La consultation du CE/CSE sur les accords collectifs et leurs conséquences pose question depuis la loi Rebsamen d’août 2015, qui a écarté expressément la consultation des élus sur les projets d’accords d’entreprise. S’il est certain qu’il n’est plus besoin de réunir le comité au stade du projet d’accord, la question se posait sur les mesures de mise en oeuvre de cet accord. Faut-il consulter au titre de la marche générale de l’entreprise? Ou seulement dans le cadre de la consultation annuelle (récurrente avec le CSE) sur la politique sociale de l’entreprise ? La Cour de cassation donne enfin sa réponse.
Dans cette affaire, c’est un accord de modulation du temps de travail qui est en cause. Dans ce cadre, le programme global indicatif de modulation (prévu par l’accord d’entreprise et mis en place par l’employeur), n’avait pas fait l’objet d’une consultation du CE. Une salariée fait valoir que ce défaut de consultation rend l’accord inopposable à l’ensemble des salariés de la société soumis à ce dispositif.
La Cour de cassation n’est pas d’accord. Elle articule son raisonnement autour du défaut de consultation annuelle du CE sur la politique sociale :
- le défaut de consultation annuelle du comité d’entreprise sur les décisions de l’employeur portant sur l’aménagement du temps de travail ou la durée du travail, exigée au titre des missions de cet organe concernant la politique sociale de l’entreprise, les conditions de travail et l’emploi, n’a pas pour effet d’entraîner l’inopposabilité de l’accord de modulation à l’ensemble des salariés de la société ;
- ce défaut de consultation peut être sanctionné selon les règles régissant le fonctionnement du comité d’entreprise.
Ainsi, la Cour induit dans sa solution que les « décisions de l’employeur » résultant de la mise en oeuvre de cet accord, dès lors qu’elles touchent les « missions » du CE relatives à la durée du travail doivent être intégrées à la consultation annuelle sur la politique sociale.
La question semble ainsi tranchée : ce sont les décisions de l’employeur, autrement dit les mesures de mise en oeuvre des accords, qui lorsqu’elles touchent aux missions du comité, font l’objet d’une consultation dans le cadre de la consultation annuelle sur la politique sociale, et non dans le cadre de la marche générale de l’entreprise. A noter toutefois que les « missions du comité » relevant des consultations annuelles sont larges : durée du travail, conditions de travail, formation, congés, etc. En outre, l’arrêt ne l’évoque pas, mais les données relatives à ces décisions, ces mesures de mise en oeuvre des accords, devraient se retrouver, au moins en partie, dans les différentes rubriques de la base de données économiques et sociales (BDES). |
A défaut, ce n’est pas l’inopposabilité de l’accord qui est encourue, mais « les règles régissant le fonctionnement du comité ». C’est donc au comité de se saisir de cette question et de demander des dommages et intérêts et/ou d’agir en délit d’entrave contre l’employeur.

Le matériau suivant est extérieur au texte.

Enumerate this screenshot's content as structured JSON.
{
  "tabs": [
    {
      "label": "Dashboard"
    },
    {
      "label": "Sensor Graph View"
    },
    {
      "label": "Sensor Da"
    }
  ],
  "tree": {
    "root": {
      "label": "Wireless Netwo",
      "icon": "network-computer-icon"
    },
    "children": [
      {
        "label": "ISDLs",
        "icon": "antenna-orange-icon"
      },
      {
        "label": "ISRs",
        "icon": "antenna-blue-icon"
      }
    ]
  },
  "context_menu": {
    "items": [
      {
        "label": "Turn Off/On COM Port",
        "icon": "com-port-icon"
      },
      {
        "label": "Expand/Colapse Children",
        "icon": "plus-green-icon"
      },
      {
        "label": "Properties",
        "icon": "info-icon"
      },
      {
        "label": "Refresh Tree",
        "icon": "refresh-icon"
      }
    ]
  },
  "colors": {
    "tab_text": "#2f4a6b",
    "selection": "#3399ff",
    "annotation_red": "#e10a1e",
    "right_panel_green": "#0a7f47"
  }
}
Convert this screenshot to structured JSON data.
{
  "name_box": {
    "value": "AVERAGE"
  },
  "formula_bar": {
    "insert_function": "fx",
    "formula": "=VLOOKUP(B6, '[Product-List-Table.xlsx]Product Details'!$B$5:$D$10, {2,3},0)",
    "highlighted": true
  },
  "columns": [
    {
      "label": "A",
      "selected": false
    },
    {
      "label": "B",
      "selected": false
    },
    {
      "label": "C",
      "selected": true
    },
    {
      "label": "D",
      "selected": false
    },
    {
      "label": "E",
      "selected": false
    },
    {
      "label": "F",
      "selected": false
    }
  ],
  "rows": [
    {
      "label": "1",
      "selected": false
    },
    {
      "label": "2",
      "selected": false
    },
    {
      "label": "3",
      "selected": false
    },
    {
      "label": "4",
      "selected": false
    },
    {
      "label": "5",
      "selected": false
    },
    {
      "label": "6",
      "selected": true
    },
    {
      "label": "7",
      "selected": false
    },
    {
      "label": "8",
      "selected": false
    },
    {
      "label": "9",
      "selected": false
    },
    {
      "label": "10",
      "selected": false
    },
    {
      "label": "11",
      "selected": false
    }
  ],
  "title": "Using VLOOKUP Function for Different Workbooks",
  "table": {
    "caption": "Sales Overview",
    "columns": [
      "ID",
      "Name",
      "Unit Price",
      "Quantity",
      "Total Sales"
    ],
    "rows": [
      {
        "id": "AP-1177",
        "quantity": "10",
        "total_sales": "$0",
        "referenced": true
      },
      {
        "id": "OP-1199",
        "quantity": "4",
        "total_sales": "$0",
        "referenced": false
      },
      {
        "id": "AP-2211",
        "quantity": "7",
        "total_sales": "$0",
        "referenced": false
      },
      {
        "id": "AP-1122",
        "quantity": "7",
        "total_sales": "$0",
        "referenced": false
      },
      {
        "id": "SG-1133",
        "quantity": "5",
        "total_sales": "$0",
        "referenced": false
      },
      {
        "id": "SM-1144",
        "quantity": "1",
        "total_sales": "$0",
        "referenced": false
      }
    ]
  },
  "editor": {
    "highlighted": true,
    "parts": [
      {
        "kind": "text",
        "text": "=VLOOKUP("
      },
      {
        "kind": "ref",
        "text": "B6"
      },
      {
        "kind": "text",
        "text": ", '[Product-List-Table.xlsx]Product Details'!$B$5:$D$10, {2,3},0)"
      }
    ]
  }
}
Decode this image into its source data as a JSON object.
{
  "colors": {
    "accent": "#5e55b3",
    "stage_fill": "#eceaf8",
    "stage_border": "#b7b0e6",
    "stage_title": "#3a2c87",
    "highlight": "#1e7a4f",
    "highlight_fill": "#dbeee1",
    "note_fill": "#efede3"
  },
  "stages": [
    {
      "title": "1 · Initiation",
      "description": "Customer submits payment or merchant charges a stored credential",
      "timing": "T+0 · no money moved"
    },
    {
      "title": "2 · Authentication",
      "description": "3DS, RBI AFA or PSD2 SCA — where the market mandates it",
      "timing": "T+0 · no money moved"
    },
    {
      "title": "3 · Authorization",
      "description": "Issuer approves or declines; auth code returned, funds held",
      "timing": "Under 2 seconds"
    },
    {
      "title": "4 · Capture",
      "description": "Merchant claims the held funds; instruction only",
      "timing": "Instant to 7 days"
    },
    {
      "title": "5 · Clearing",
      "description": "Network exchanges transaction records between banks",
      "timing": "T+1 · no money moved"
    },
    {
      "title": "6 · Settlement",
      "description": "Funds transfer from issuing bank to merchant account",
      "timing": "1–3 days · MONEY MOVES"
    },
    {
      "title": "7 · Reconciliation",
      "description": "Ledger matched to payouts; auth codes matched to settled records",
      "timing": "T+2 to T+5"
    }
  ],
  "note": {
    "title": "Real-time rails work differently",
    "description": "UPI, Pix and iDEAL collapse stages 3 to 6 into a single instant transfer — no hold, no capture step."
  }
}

Cette formulation est presque identique à celle adoptée par la jurisprudence antérieure à la loi Rebsamen. A l’époque, la consultation du CE avait lieu au stade du projet d’accord au titre de la marche générale de l’entreprise. Mais le défaut de consultation avait les mêmes conséquences : sanctionné par les « règles régissant le fonctionnement du comité », il ne rendait pas l’accord nul ou inopposable (lire les arrêts du 19 mars 2003 et du 10 mars 2010). |
Cette solution devrait s’appliquer au CSE. Les missions du CSE sont inchangées, et la consultation sur la politique sociale est conservée. Toutefois, cette consultation, ainsi que le contenu de la BDES peuvent être aménagés par accord. Ainsi, cette consultation n’est plus forcément annuelle, elle est « récurrente » (périodicité sur maximum 3 ans), son contenu peut être aménagé, de même que la liste et le contenu des informations nécessaires à cette consultation et aux autres consultations récurrentes. Le contenu de la BDES peut également être aménagé par accord. Il faudra donc en tenir compte, mais il nous semble que ces aménagements ne doivent pas aboutir à exclure complètement certains thèmes comme la durée du travail.